Os meios para o fim: a ordem.

 

Nenhuma sociedade sobrevive sem um mínimo de organização. A ordem parece indispensável, mas a questão é como alcançá-la.

Os meios mais sensatos para a organização da sociedade são as regras, consensualmente construídas. O caminho mais moderado e equilibrado é o legalmente acordado, por meio do diálogo. Foi assim que construímos nosso ordenamento jurídico e legal.

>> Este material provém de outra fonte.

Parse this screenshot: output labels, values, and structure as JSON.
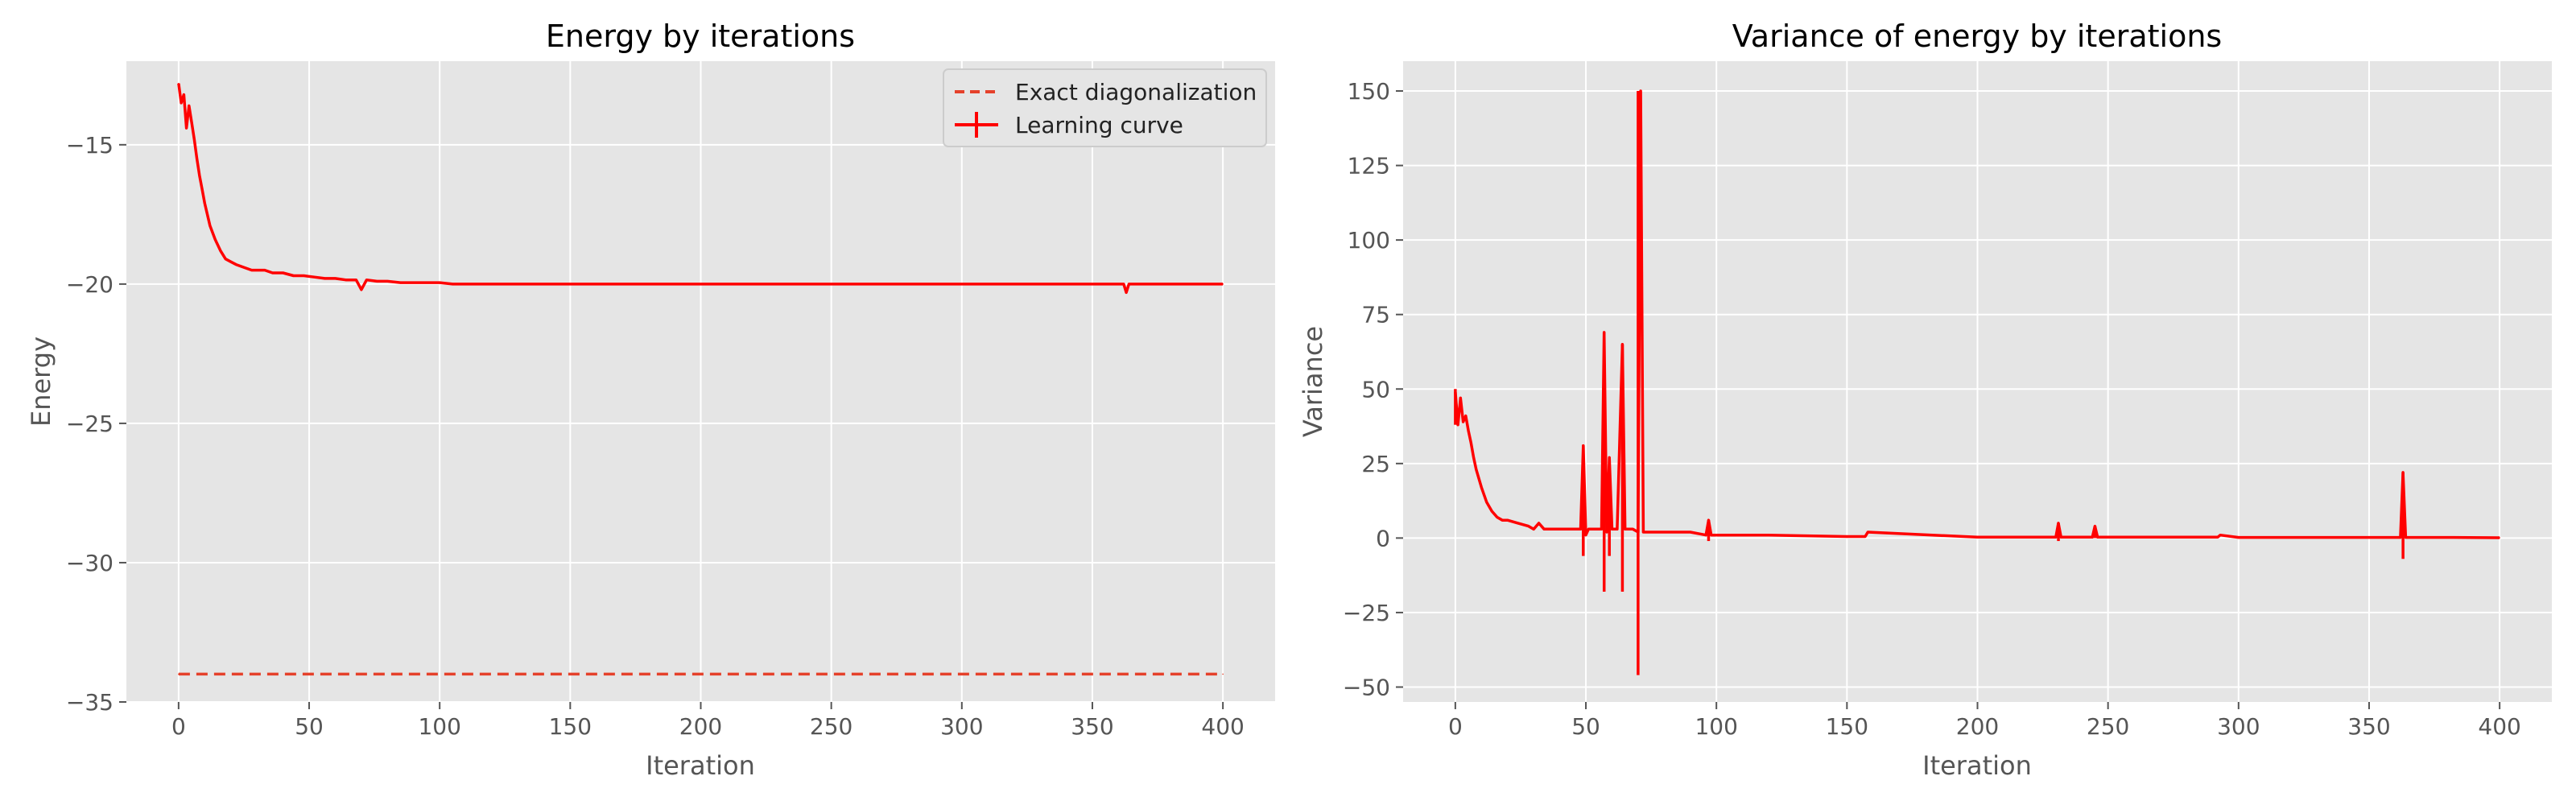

Porém, essa ordem global vem sendo atacada, injustamente nesse quesito. Uma sensação de barbárie, fortificada nos últimos anos com a pandemia de Covid-19, o genocídio em Gaza e agora a invasão militar da Venezuela pelos EUA. É o próprio Direito Internacional e a Carta da ONU que estão em xeque. Um esvaziamento do sistema multilateral, com sérias consequências – o enfraquecimento de mecanismos de solução pacífica de controvérsias e o estímulo a respostas unilaterais em diferentes partes do Globo.

Enfim, substituir o alcance da ordem baseada em regras pelo uso da força é um caminho perigoso que a extrema-direita vem impondo. Precisamos recompor a civilização baseada em ordenamento jurídico, pela incorporação do espírito das leis.